Aurélie William Levaux est auteure, dessinatrice, brodeuse, plasticienne. Elle publie ses œuvres dans plusieurs maisons d’éditions indépendantes (Atrabile, United Dead Artists, L’Association, La Cinquième Couche…). Elle expose un peu partout en Europe et donne des cours de dessin à Saint-Luc Liège.
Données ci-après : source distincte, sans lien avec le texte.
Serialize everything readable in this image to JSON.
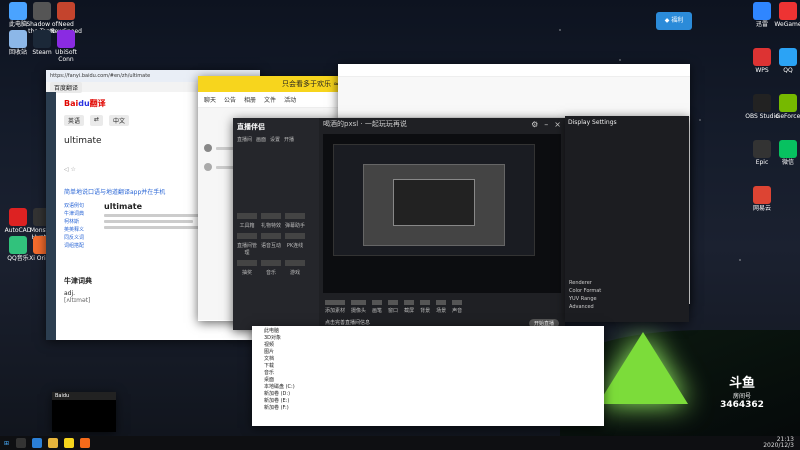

Un jeune auteur est si obsédé par l’envie de sortir un livre qu’il en oublie ses droits, prêt à donner et même parfois à payer pour que son travail soit visible. Un jeune auteur est candide, cette candeur profite à d’autres, et force les jeunes auteurs suivants à l’être. La candeur devient institution. Un jeune auteur au fait de ses droits et osant parler d’argent risquerait de paraître prétentieux. Et dans le monde de l’édition indépendante, la prétention, c’est mal. Parler d’argent est sale et indigne. L’auteur se doit d’être fauché et de l’assumer car être auteur dans l’édition indépendante est plus qu’un travail, c’est une passion, et la passion n’a pas de prix. Et si l’auteur veut de l’argent, alors, qu’il fasse un vrai travail, un job chiant, comme tout le monde, et arrête de jouer à l’artiste. Je ne suis plus une jeune auteure, mais c’est toujours la même merdouille, et quelque part, c’est rassurant, un auteur ne ressent pas le poids de l’âge car sa vie sera toujours aussi bancale.

Quand j’ai réalisé mon premier livre, je n’avais aucune notion de ce qu’était le droit d’auteur, cela me semblait très éloigné de ce que je vivais, de l’acte de création. On nous en avait parlé, dans les écoles d’art, bien sûr, mais lorsqu’on est étudiante, qu’on n’a encore rien publié et qu’on ose à peine l’imaginer, ce genre de notion paraît très abstraite. Ce qui ne sert pas dans l’instant est aussitôt oublié. On ne peut pas envisager de signer un contrat avant même d’avoir pondu la moindre phrase, on ne met pas la charrue avant les boeufs. Tout le monde le sait, sauf les professeurs qui en font leur métier.

Pour mon premier bouquin, donc, remplie de joie, de timidité et de reconnaissance envers mon éditeur qui avait pris ce risque immense de croire en moi, je n’ai rien réclamé : cela m’aurait paru indécent, et d’ailleurs, je n’y pensais pas. J’ai reçu un contrat des mois après la sortie du livre. Contrat qu’avec beaucoup d’intelligence et de confiance, j’ai signé sans lire. Des mois plus tard encore, alors que je sortais mon deuxième livre et que le premier fut épuisé, je me demandai pourquoi je n’avais pas eu un balle sur toutes ces ventes. Je voyais mes livres partout, on m’en disait du bien, les gens pensaient qu’en les achetant, ils me faisaient vivre… Cela me rendait malade. Je lus alors mon contrat et réclamai mes droits d’auteur à mon éditeur qui me balada pendant près d’une année. Un avocat m’aurait coûté plus cher que les droits ridicules que j’aurais dû percevoir, la situation était bloquée. On me conseilla alors de contacter la SCAM[1].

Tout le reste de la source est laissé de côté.